Regardless of your past or your current place on your spiritual journey, the best way to move toward a balanced life is to develop a strong connection to Spirit and to your Higher Self. Whether you identify yourself as a “shaman” is irrelevant – shamans are the healers who used this method of self-healing and taught it to their cultures – you don’t have to be one in order to benefit from journey work.

Journeywork connects you to your spirit guides and Higher Self. Speaking with your guides on a regular basis will help you navigate your healing journey and make the connections along the way.

Beginning journey work

Most journeys begin with shamanic meditation. If you’re not an avid meditator that’s okay. Now is a good time to develop a routine. If you have meditated before and are familiar with eastern methods that’s completely fine too. Note that the biggest difference between eastern and shamanic philosophies is that shamanic meditation focuses on connecting with spirit guides.

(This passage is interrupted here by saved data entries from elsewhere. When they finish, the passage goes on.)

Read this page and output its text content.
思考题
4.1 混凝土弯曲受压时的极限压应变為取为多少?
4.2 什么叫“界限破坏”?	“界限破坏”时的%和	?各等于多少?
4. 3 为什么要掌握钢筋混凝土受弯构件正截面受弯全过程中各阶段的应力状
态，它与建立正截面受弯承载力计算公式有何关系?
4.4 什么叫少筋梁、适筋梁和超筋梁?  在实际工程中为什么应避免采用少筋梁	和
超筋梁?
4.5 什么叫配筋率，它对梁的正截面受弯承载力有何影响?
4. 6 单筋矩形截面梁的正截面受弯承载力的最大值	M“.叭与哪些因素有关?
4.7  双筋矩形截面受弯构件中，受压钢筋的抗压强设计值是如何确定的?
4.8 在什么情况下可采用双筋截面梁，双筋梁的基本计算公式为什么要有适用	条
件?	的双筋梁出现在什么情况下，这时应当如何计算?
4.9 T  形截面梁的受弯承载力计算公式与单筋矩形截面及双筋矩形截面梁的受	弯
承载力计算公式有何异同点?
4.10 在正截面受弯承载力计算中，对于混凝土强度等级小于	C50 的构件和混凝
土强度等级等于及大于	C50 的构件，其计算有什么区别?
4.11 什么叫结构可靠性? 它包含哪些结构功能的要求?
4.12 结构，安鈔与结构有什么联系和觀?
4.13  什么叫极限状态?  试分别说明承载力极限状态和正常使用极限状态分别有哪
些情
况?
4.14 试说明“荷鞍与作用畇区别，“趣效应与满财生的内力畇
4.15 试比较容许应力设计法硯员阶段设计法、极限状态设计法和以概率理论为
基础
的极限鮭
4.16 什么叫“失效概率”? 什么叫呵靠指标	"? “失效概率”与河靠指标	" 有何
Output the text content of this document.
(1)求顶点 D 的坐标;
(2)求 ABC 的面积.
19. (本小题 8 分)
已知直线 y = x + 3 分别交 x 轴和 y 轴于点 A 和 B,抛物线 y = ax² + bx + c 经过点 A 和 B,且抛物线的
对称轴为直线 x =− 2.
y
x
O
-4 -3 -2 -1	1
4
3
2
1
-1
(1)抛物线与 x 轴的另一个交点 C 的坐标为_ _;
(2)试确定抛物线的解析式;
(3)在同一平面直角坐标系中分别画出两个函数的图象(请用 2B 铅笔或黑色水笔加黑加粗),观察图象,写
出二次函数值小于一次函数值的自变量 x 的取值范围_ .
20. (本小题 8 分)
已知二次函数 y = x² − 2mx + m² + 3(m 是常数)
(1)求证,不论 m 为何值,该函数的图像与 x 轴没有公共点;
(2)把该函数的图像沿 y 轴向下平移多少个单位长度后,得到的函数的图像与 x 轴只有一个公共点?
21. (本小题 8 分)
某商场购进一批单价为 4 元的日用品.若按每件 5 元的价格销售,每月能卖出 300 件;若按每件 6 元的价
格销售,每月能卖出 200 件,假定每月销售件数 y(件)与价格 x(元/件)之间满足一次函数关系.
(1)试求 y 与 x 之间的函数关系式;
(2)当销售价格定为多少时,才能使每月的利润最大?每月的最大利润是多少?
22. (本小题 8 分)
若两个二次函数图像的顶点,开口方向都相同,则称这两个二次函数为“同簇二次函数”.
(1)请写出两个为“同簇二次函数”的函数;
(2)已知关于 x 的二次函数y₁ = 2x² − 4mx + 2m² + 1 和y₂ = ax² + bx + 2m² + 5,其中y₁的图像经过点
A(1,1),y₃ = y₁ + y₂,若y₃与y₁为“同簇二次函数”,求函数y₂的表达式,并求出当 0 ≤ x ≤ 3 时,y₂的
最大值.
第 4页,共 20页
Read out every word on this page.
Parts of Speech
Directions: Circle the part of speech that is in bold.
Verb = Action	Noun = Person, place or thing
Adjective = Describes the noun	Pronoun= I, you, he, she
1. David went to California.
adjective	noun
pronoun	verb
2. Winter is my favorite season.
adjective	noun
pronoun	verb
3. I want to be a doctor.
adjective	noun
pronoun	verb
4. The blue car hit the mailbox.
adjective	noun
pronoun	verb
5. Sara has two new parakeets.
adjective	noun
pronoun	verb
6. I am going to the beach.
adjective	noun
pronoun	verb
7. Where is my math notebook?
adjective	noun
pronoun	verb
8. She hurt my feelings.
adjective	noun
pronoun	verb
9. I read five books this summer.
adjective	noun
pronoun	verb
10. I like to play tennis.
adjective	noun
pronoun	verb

Before you begin your meditation session, think about your intention. Are you trying to meet one of your guides for the first time? Do you need help or clarity regarding a specific situation in your life? Once your intention is clear, determine how you will meditate. You don’t have to follow a specific routine or a set of rules – do what makes you comfortable. You can lie down or sit in a comfortable chair. Try listening to relaxing music or a guided meditation that walks you through the process. See what works for you and once you find it, keep at it.

Once you connect with your guides, ask them to help you live a more full and open life rather than transcend like you would with eastern methods. Keep in mind that the intention of journey work is to heal your worldly concerns such as stress and illness. You should also remember that any meditative practice can trick you into thinking you’re making it up. A good rule of thumb is that if something during one of your journeys surprises you, then it’s not coming from you, it’s coming from the Divine.

Keep walking the path

Journeywork is highly rewarding but it can be painful. During your meditation sessions, you will meet with your guides who have your highest and best good in mind, but old energies can pop up. For example, you may think that you healed from a past event or trauma when in reality you haven’t. That situation may weigh heavy on your mind for a few days, trigger emotions within you, or deplete your energy. Until you’re ready to let go of it and forgive yourself, it will stay with you.

Remember, there are many benefits to journey work. It can help you let go of the things that no longer serve you so you can shed your old skin and be your brighter, truer self. Journeywork can help you fully heal from past traumas and even discover your life purpose. Once you’re open to it and you practice, you’ll be well on your way to spiritual badassery.